Clinically, EG presents as a painful soft tissue mass; radiography demonstrates sharply demarcated osteolytic lesions of the underlying bone. [2, 8] EG of the skull presents as a gradually enlarging scalp mass.[2] EG of the vertebral body in children most commonly presents with pain; neurologic deficit is uncommon even in cases of progression to vertebra plana. [10] [11] EG of the orbital bone may present as proptosis with an accompanying mass mimicking malignancy. [12] EG may even occur in the brain parenchyma with a tumor-like appearance; these lesions most commonly appear in the hypothalamic-pituitary axis and present with endocrinopathies. [13] Radiographically, LCH lesions are avidly contrast enhancing on both CT and MR, and demonstrate increased uptake in FDG-PET. [14] They appear hypointense on T1 MRI and iso to hyperintense on T2. [3, 15]

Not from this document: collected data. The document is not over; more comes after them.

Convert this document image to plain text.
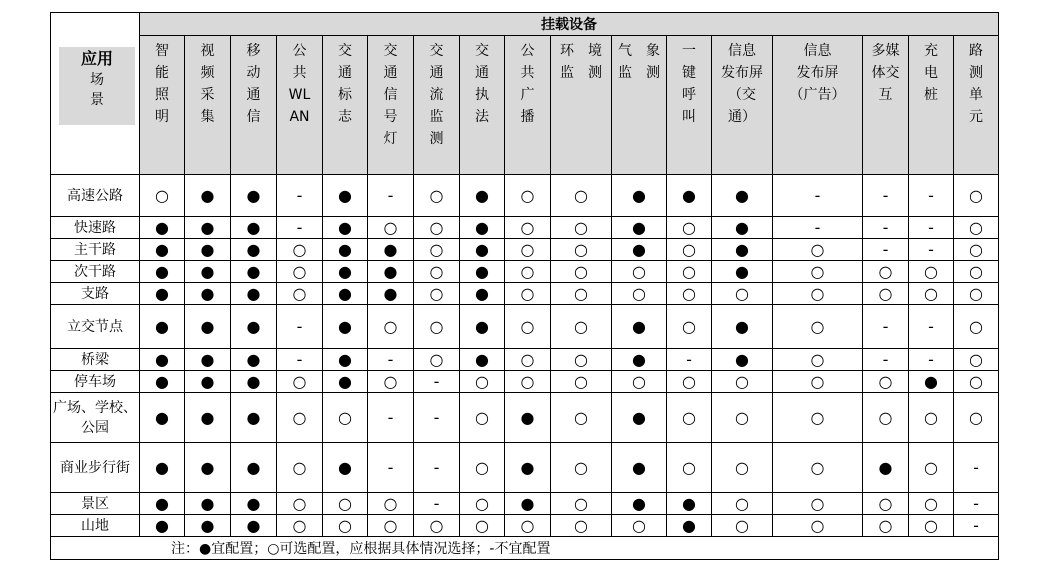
应用
场
景	挂载设备																
	智
能
照
明	视
频
采
集	移
动
通
信	公
共
WL
AN	交
通
标
志	交
通
信
号
灯	交
通
流
监
测	交
通
执
法	公
共
广
播	环　境
监　测	气　象
监　测	一
键
呼
叫	信息
发布屏
（交
通）	信息
发布屏
（广告）	多媒
体交
互	充
电
桩	路
测
单
元
高速公路	○	●	●	-	●	-	○	●	○	○	●	●	●	-	-	-	○
快速路	●	●	●	-	●	○	○	●	○	○	●	○	●	-	-	-	○
主干路	●	●	●	○	●	●	○	●	○	○	●	○	●	○	-	-	○
次干路	●	●	●	○	●	●	○	●	○	○	○	○	●	○	○	○	○
支路	●	●	●	○	●	●	○	●	○	○	○	○	○	○	○	○	○
立交节点	●	●	●	-	●	○	○	●	○	○	●	○	●	○	-	-	○
桥梁	●	●	●	-	●	-	○	●	○	○	●	-	●	○	-	-	○
停车场	●	●	●	○	●	○	-	○	○	○	○	○	○	○	○	●	○
广场、学校、公园	●	●	●	○	○	-	-	○	●	○	●	○	○	○	○	○	○
商业步行街	●	●	●	○	●	-	-	○	●	○	●	○	○	○	●	○	-
景区	●	●	●	○	○	○	-	○	●	○	●	●	○	○	○	○	-
山地	●	●	●	○	○	○	○	○	○	○	○	●	○	○	○	○	-
注：●宜配置；○可选配置，应根据具体情况选择；-不宜配置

Etiology and Pathophysiology 

LCH is characterized by the proliferation of a myeloid-derived precursor dendritic cell with the characteristics of Langerhans cells (LC). [16] [17] One theory of the pathophysiology of LCH is based on recently published data that LCH cells express CD40 at high levels, leading to the overactivation of CD40L+ T-lymphocytes. The subsequent release of cytokines leads to further recruitment of LC progenitor cells, as well as to local destruction of bone, fibrosis, and necrosis. [18-20] 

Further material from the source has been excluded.